Fakat bunlara ilaveten TCG Anadolu amfibi hücum gemisi ile Kıbrıs’ta askeri bir çözümü ‘yanlışlıkla’ başlatacak olan tarafa, doğrusu çok büyük sancılar çıkartacak bir yeni askeri kapasite Türkiye’ye eklenmiş oluyor. Çünkü Güney’de kendisinin emniyette olduğunu düşünen Rumlar, o uzun sahilleri boyunca nereden olduğu önceden kestirilemez şekilde bir amfibi hücuma maruz kalabileceklerini düşünmeleri lazım.

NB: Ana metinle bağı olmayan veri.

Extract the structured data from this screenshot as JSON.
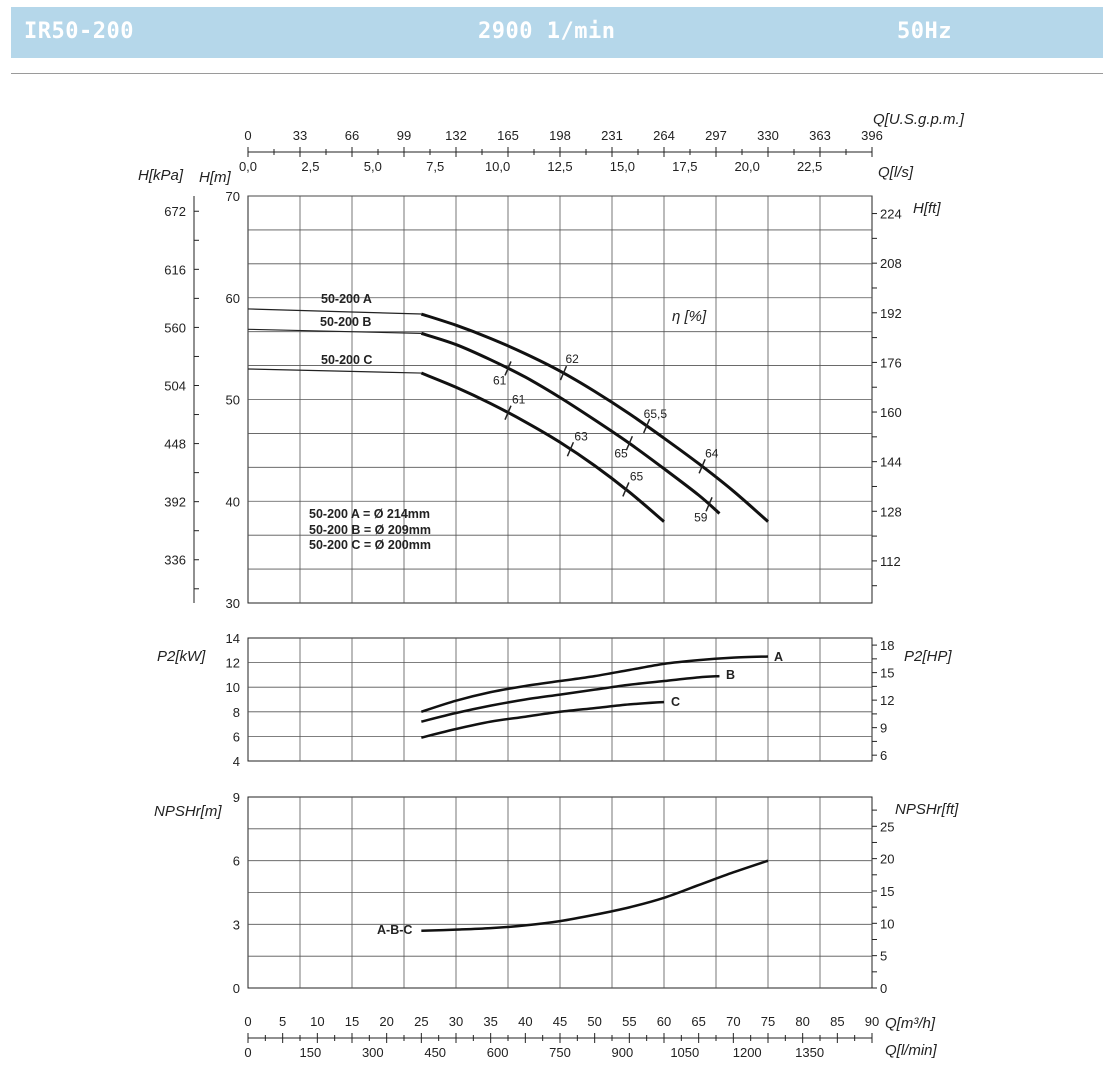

Şayet, ABD’ye güvenerek bir çılgınlığa kalkarlarsa, Güney Kıbrıs diye bir toprak parçasının ellerinde kalmayacağını düşünmeleri lazım bu yeni kabiliyetler kapsamında.
Kutluk: ABD, Kıbrıs Tutumundan Vazgeçmelidir
ABD, Rusya’nın Kıbrıs’ta zayıflayan pozisyonunu doldurmak için Güney Kıbrıs ile flört ediyor. Biliyorsunuz, önce silah ambargosunun kaldırılması sonra tatbikatlar şimdi de yeni silah satışının beyanı yapıldı. ABD, Kıbrıs’ı 50 yıldır barış ve sükunetin olmadığı Ukrayna gibi çatışmalı bir bölge gibi görüyor herhalde. Bu bir yanılsama olsa gerek. ABD yada bir başka ülkenin politikası, Türkiye’nin politikasını etkilemez. ABD’nin adaya nükleer denizaltı göndermesi de Rum Yönetimi’nin elini güçlendirmez.
ABD’nin bu silahlandırma faaliyetleri hem uluslararası yasalara aykırıdır hem de barış ve istikrar ortamını bozucudur. Güney Kıbrıs’ı gerçekleşmeyecek hayallere sevk etmektedir. ABD’nin bu tutumundan bir an evvel vazgeçmesi beklenir.
ABD’nin sadece İsveç’in veya Finlandiya’nın üyeliği esnasında hatırladığı Türkiye ile ciddi bir müttefik ilişkisi olduğunu unutmaması gerekiyor. ABD’nin burada bir algı ve dış politika stratejisi problemi var. Bunu Karadeniz, Doğu Akdeniz’de ve Kıbrıs’ta da ayrıca görüyoruz.